Acordam no Supremo Tribunal de Justiça: I 1.

Pelo Tribunal do Trabalho de Barcelos instaurou AA contra BB e mulher, CC acção de processo comum, solicitando a condenação dos réus a pagaram-lhe € 18.900, a título de indemnização por antiguidade, € 2.492, a título de salários referentes aos meses de Fevereiro, Março e 29 dias de Abril de 2004, € 833, a título de proporcionais de férias, subsídio de férias e de Natal, correspondentes a 119 dias de trabalho prestados no ano de 2004, e € 1.680, a título de férias e respectivo subsídio, vencidos em 1 de Janeiro de 2004.

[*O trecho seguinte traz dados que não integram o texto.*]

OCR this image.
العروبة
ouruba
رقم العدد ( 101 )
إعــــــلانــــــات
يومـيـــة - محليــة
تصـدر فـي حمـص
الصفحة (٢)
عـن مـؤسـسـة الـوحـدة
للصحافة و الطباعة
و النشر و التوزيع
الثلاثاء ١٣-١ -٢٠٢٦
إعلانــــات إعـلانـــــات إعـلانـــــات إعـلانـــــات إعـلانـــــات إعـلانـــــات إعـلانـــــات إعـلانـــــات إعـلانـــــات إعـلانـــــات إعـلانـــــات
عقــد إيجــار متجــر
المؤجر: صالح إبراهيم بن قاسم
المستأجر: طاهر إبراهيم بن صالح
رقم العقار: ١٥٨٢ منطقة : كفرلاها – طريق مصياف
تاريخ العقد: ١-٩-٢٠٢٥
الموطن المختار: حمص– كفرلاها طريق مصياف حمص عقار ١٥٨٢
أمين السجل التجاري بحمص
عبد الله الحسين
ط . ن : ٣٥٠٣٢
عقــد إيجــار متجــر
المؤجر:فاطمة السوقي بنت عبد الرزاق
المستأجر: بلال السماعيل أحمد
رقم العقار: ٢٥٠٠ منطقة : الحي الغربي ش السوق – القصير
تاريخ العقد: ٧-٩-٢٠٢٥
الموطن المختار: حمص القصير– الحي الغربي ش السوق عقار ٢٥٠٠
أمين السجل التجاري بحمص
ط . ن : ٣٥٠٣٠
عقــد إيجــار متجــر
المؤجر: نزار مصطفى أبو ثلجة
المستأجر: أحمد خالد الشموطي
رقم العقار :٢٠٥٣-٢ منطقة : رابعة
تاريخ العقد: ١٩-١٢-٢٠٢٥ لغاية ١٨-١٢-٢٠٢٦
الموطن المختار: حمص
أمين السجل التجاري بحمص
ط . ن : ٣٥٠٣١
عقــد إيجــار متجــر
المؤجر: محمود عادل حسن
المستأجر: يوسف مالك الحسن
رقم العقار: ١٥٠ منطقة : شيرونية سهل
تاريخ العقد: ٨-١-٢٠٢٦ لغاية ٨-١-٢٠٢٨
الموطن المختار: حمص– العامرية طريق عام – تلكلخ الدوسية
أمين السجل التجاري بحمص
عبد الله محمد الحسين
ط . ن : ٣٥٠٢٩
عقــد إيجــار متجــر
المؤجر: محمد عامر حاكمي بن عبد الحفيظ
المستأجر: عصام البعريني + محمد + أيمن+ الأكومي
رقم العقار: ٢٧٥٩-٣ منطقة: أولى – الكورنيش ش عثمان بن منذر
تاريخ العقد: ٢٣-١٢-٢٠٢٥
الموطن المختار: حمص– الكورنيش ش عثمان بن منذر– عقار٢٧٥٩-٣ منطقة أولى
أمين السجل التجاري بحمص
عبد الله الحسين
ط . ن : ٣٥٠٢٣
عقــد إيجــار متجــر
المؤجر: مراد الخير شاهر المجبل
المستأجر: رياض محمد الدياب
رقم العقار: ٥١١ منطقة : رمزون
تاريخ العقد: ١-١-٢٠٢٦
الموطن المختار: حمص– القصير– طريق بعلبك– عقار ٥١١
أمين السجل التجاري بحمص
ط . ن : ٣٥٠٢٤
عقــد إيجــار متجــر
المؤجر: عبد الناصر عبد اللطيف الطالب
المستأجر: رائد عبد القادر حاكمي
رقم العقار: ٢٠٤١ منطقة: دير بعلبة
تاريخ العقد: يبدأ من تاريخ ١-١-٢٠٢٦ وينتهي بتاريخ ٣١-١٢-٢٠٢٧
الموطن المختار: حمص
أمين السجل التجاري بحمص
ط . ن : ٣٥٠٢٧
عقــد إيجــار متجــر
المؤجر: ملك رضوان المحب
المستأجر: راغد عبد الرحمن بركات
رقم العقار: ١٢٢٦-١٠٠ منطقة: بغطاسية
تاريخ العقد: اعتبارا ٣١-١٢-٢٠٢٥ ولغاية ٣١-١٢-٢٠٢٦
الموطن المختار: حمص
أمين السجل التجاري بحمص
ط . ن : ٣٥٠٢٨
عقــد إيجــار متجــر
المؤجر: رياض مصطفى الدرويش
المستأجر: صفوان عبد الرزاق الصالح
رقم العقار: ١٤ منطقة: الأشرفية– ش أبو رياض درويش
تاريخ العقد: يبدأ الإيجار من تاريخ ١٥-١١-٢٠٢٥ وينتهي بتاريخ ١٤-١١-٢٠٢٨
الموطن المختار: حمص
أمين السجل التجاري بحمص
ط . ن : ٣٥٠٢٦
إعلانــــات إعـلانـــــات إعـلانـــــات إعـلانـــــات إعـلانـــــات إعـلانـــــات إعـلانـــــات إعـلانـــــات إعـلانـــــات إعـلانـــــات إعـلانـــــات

Em síntese, alegou: - - que ele, autor, por carta registada de 28 de Abril de 2004, resolveu o contrato de trabalho que, desde o início de Julho de 1989, mantinha com os réus, invocando justa causa; - que tal invocação, por um lado, se baseou na circunstância de, processando os réus descontos para a Segurança Social em montantes bastantes inferiores aos efectivamente pagos, e porque o autor a isso não acedeu, viu-se compelido a receber apenas € 840 líquidos mensais, para assim fazer face à diferença na subida dos descontos; - que, por outro lado, o autor foi obrigado a trabalhar todos os Sábados durante cerca de dezasseis anos, sem que alguma vez lhe tenha sido pago trabalho suplementar.

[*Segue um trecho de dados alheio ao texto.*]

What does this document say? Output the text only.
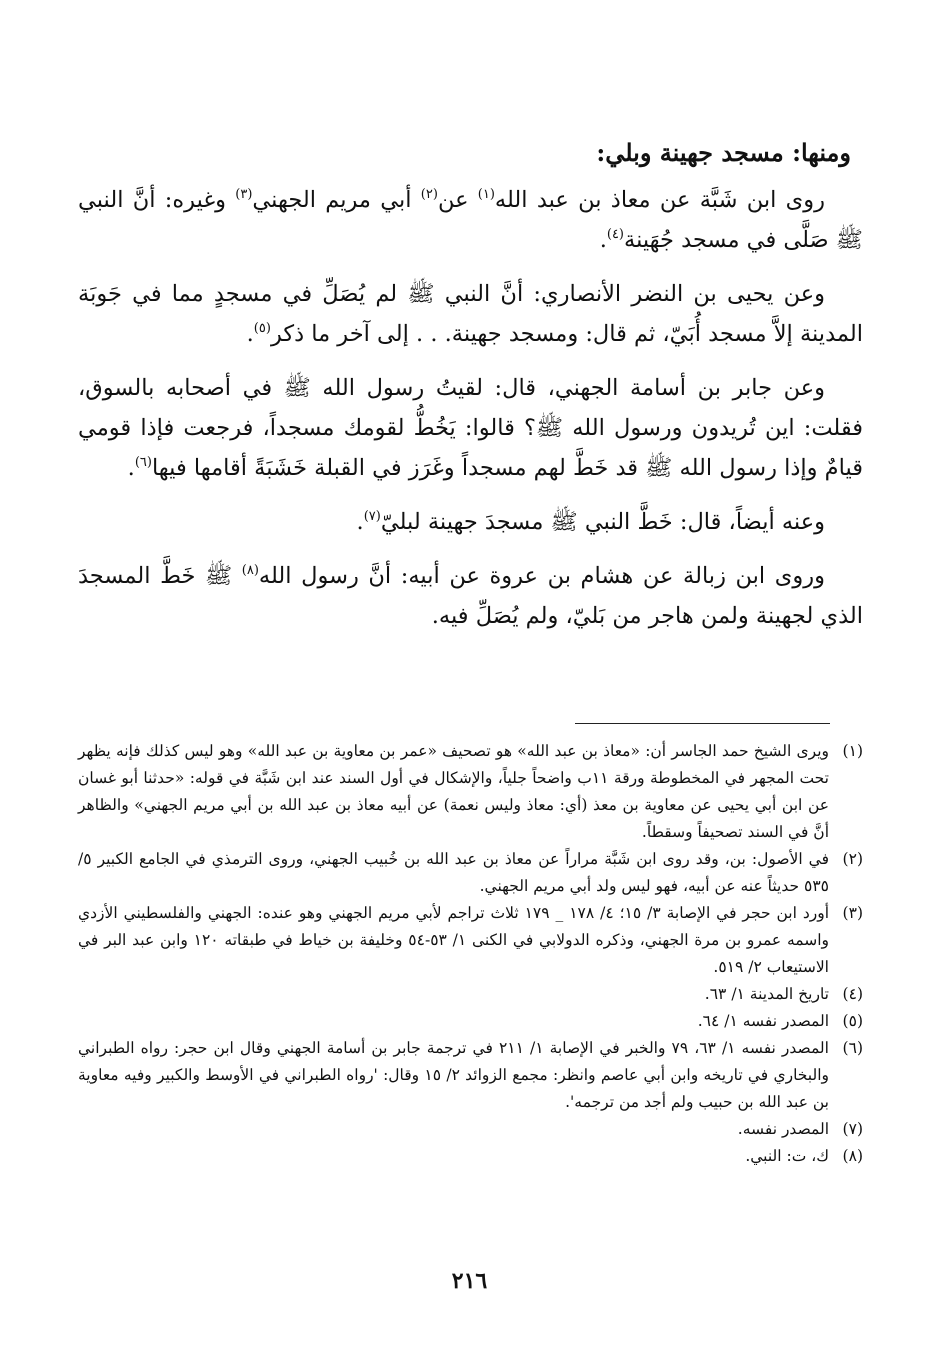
ومنها: مسجد جهينة وبلي:

روى ابن شَبَّة عن معاذ بن عبد الله$^{(١)}$ عن$^{(٢)}$ أبي مريم الجهني$^{(٣)}$ وغيره: أنَّ النبي ﷺ صَلَّى في مسجد جُهَينة$^{(٤)}$.

وعن يحيى بن النضر الأنصاري: أنَّ النبي ﷺ لم يُصَلِّ في مسجدٍ مما في جَوبَة المدينة إلاَّ مسجد أُبَيّ، ثم قال: ومسجد جهينة. . . إلى آخر ما ذكر$^{(٥)}$.

وعن جابر بن أسامة الجهني، قال: لقيتُ رسول الله ﷺ في أصحابه بالسوق، فقلت: اين تُريدون ورسول الله ﷺ؟ قالوا: يَخُطُّ لقومك مسجداً، فرجعت فإذا قومي قيامٌ وإذا رسول الله ﷺ قد خَطَّ لهم مسجداً وغَرَز في القبلة خَشَبَةً أقامها فيها$^{(٦)}$.

وعنه أيضاً، قال: خَطَّ النبي ﷺ مسجدَ جهينة لبليّ$^{(٧)}$.

وروى ابن زبالة عن هشام بن عروة عن أبيه: أنَّ رسول الله$^{(٨)}$ ﷺ خَطَّ المسجدَ الذي لجهينة ولمن هاجر من بَليّ، ولم يُصَلِّ فيه.

(١)
ويرى الشيخ حمد الجاسر أن: «معاذ بن عبد الله» هو تصحيف «عمر بن معاوية بن عبد الله» وهو ليس كذلك فإنه يظهر تحت المجهر في المخطوطة ورقة ١١ب واضحاً جلياً، والإشكال في أول السند عند ابن شَبَّة في قوله: «حدثنا أبو غسان عن ابن أبي يحيى عن معاوية بن معذ (أي: معاذ وليس نعمة) عن أبيه معاذ بن عبد الله بن أبي مريم الجهني» والظاهر أنَّ في السند تصحيفاً وسقطاً.
(٢)
في الأصول: بن، وقد روى ابن شَبَّة مراراً عن معاذ بن عبد الله بن خُبيب الجهني، وروى الترمذي في الجامع الكبير ٥/ ٥٣٥ حديثاً عنه عن أبيه، فهو ليس ولد أبي مريم الجهني.
(٣)
أورد ابن حجر في الإصابة ٣/ ١٥؛ ٤/ ١٧٨ _ ١٧٩ ثلاث تراجم لأبي مريم الجهني وهو عنده: الجهني والفلسطيني الأزدي واسمه عمرو بن مرة الجهني، وذكره الدولابي في الكنى ١/ ٥٣-٥٤ وخليفة بن خياط في طبقاته ١٢٠ وابن عبد البر في الاستيعاب ٢/ ٥١٩.
(٤)
تاريخ المدينة ١/ ٦٣.
(٥)
المصدر نفسه ١/ ٦٤.
(٦)
المصدر نفسه ١/ ٦٣، ٧٩ والخبر في الإصابة ١/ ٢١١ في ترجمة جابر بن أسامة الجهني وقال ابن حجر: رواه الطبراني والبخاري في تاريخه وابن أبي عاصم وانظر: مجمع الزوائد ٢/ ١٥ وقال: 'رواه الطبراني في الأوسط والكبير وفيه معاوية بن عبد الله بن حبيب ولم أجد من ترجمه'.
(٧)
المصدر نفسه.
(٨)
ك، ت: النبي.
٢١٦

Contestaram os réus, os quais, em súmula, impugnaram o aduzido na petição e invocaram a excepção de compensação parcial de créditos, já que, inexistindo motivos para justa causa de resolução do contrato por parte do autor, a cessação do contrato de trabalho se haveria de ter como uma rescisão sem aviso prévio, pelo qual eles, réus, tinham direito a ser indemnizados pela quantia de € 937, quantia esta que deveria ser considerada como "contracrédito parcialmente extintivo do pedido" do autor.

O autor veio a ampliar o pedido por forma a serem ao réus condenados a pagarem-lhe € 1.889,43 referentes a pagamento de dias de descanso compensatório, que não gozou.

Por sentença proferida em 16 de Dezembro de 2005, foi a acção julgada parcialmente procedente, declarando-se "lícita e com justa causa a rescisão do contrato operada pelo autor", condenando-se os réus a pagarem àquele € 17.592,23, acrescidos de juros, além de serem os mesmos réus condenados, como litigantes de má fé, na multa de dez unidades de conta e em € 1.000 de indemnização ao autor.

Do assim decidido apelaram os réus para o Tribunal da Relação do Porto, impugnando no recurso a matéria de facto.

Aquele Tribunal de 2ª instância, por acórdão de 9 de Maio de 2007, julgou improcedente a apelação e, no tocante à impugnação da matéria de facto, discreteou assim o mencionado aresto: - "(...) Sustentam os recorrentes a este propósito que a matéria de facto constante da alínea D) dos factos provados (‘o autor auferia ultimamente o salário de € 840 líquidos mensais') não foi corroborada por nenhum dos depoimentos das testemunhas ouvidas na audiência de julgamento, pelo que tal matéria deve ser considerada não provada e eliminada da matéria de facto assente.

Vejamos.

Tendo ocorrido a gravação dos depoimentos prestados e verificando-se os demais requisitos formais exigidos pelos arts 690º-A e 522º-C do CPC para a respectiva apreciação, vejamos se a pretensão dos recorrentes é de sufragar no plano substancial.

Impõe-se realçar a este respeito - mais uma vez - que a reapreciação da decisão da matéria de facto em sede de 2ª instância não permite postergar o princípio fundamental da livre apreciação de provas por parte do tribunal da 1ª instância (cf. art. 655º/1 do CPC), salvo se este tribunal tiver cometido erros clamorosos na apreciação do valor probatório dos concretos meios de prova.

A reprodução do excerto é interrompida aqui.